APAYE : A Mother’s Love
Kanayo O. Kanayo, Bellinda Effah, Clarion Chukwura, Mbong Amata, Millicent Jack
a story of one woman’s quest to succeed against the odds. Inspired by true events, ‘Apaye’ is the story of Elder Irene Yepayeye Uriah, born in the creeks of what is now Bayelsa State, abandoned by her husband and left to fend for her six children. She struggled and toiled to provide for her family and to make sure they enjoyed a life that she never had. Against the odds, she became a woman of substance in a community that never believed any good could come from her
Uduak Isong, Vivian Chiji
Really touching storyline
Apaye was a pleasant surprise. What did I expect from the movie? Absolutely nothing because I have stopped expecting anything from movies. But even at that, I never would have guessed that I would end up liking it as much as I did.
Apaye tells the story of a Delta girl, Yepayeye, who gets married to an already married man after his endless wooing. Things start off great for her in marriage but along the lines new developments occur and the man she is married to turns into something else.
If there is one aspect of Apaye that was most pleasing, it was the way they managed to integrate some of Nigeria’s history into the storyline. Now of course I have no way of confirming that the timeline is correct but it was definitely interesting to watch the historical developments – from Biafran war to coups – and how they affected the character that we had grown to empathize with.
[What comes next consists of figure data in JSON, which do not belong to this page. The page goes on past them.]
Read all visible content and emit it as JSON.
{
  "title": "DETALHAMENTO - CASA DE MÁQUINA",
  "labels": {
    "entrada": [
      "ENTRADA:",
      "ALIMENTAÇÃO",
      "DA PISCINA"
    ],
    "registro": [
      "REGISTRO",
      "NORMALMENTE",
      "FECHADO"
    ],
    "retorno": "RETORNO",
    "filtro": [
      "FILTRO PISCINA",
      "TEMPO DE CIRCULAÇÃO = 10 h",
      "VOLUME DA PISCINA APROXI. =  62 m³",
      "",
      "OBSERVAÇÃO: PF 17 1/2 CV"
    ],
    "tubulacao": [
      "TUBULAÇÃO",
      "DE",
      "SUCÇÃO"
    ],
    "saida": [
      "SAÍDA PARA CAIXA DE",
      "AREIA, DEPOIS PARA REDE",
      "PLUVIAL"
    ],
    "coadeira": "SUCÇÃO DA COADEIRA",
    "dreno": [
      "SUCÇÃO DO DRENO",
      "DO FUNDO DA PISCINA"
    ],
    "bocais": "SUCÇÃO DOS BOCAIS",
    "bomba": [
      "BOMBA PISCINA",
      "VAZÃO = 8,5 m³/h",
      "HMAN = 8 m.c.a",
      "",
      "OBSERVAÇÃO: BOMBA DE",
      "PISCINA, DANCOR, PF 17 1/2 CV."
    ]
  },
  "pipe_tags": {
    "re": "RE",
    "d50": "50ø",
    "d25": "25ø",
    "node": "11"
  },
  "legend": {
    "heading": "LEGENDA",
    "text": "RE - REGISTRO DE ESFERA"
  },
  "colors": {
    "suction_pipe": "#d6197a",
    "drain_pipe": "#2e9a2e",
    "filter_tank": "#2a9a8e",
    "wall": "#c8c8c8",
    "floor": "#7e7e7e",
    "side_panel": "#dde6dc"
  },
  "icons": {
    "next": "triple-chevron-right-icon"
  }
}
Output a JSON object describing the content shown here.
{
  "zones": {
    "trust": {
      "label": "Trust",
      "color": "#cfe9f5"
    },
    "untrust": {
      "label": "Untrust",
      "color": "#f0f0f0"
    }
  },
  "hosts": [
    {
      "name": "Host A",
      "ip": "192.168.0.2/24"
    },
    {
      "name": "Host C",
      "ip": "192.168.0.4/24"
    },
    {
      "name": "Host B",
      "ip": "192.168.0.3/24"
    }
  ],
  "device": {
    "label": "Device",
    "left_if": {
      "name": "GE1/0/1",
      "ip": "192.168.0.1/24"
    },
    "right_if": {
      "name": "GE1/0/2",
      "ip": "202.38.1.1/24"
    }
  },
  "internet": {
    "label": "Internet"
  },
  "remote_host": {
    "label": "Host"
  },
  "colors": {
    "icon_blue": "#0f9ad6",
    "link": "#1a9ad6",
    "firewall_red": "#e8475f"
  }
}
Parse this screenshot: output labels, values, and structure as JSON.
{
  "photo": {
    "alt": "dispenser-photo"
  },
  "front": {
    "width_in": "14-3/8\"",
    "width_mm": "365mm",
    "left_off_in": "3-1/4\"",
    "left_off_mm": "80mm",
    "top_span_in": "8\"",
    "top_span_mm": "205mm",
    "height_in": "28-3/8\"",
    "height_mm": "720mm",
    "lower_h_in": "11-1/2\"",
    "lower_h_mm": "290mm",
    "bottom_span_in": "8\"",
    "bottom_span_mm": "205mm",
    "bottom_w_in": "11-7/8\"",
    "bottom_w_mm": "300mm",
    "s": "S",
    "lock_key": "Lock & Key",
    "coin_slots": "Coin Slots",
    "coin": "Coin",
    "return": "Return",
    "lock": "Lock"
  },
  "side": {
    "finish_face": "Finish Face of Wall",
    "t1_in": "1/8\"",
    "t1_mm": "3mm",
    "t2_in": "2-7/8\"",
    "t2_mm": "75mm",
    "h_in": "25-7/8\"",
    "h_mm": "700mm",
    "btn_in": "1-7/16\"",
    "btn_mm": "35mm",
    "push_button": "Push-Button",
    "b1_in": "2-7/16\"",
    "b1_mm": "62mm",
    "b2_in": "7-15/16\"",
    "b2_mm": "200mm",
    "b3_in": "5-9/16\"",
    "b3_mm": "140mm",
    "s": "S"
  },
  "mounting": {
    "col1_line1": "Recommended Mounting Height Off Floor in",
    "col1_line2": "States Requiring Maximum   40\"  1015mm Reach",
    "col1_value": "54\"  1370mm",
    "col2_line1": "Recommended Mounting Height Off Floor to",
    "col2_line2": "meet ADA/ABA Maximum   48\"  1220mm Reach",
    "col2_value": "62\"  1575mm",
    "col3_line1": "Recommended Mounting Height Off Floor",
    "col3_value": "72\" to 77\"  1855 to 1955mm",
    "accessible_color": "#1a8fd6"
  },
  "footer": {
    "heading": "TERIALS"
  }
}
The second greatest achievement of this movie was the emotional aspect. Since most nollywood movies started moving back and away from this multiple parts for one movie phenomena it seemed like we lost something in character development and therefore our ability to empathize. However, this does not apply to Apaye, as the movie goes on you feel for her as though she were your own.
Yepayeye is played by Bellinda Effah in her early years and Clarion Chukwura in her later years. Yepayeye, the character, signified strength and required intensity like no other. Belinda Effah did a good job attempting to portray this intensity in the character’s earlier years. You could see the spaces in her presentation occasionally when it was obvious that she was ‘trying’. However, she did a splendid job because even though you could tell that Belinda was exerting she never lost conviction for the character.
And along came Clarion Chukwura. In her older years, Yepayeye is played by Clarion who was effortlessly able to represent the intensity of the character like no other person possibly could. In the scene where she eventually confronts her husband – KOK – even I began to feel pity for him. Without a doubt, Clarion was the standout character in this movie.
Kanayo O. Kanayo as the husband holds his own. There is no charm to this character because for the most part I’m just thinking “this is pedophilia”. And then there is Mbong Amata. I won’t lie that I was scared. I was scared when I saw her name in the cast line-up that this would be the movie’s one loose end. But her character did not have enough speaking scenes that she could impact the movie negatively, and even when she spoke she gave it all that was required and nothing else.
Apaye turned out to be quite a touching movie. The music was the third best thing about the movie for me. I had some questions for the make-up artiste about why Clarion’s eyes were glowing silver.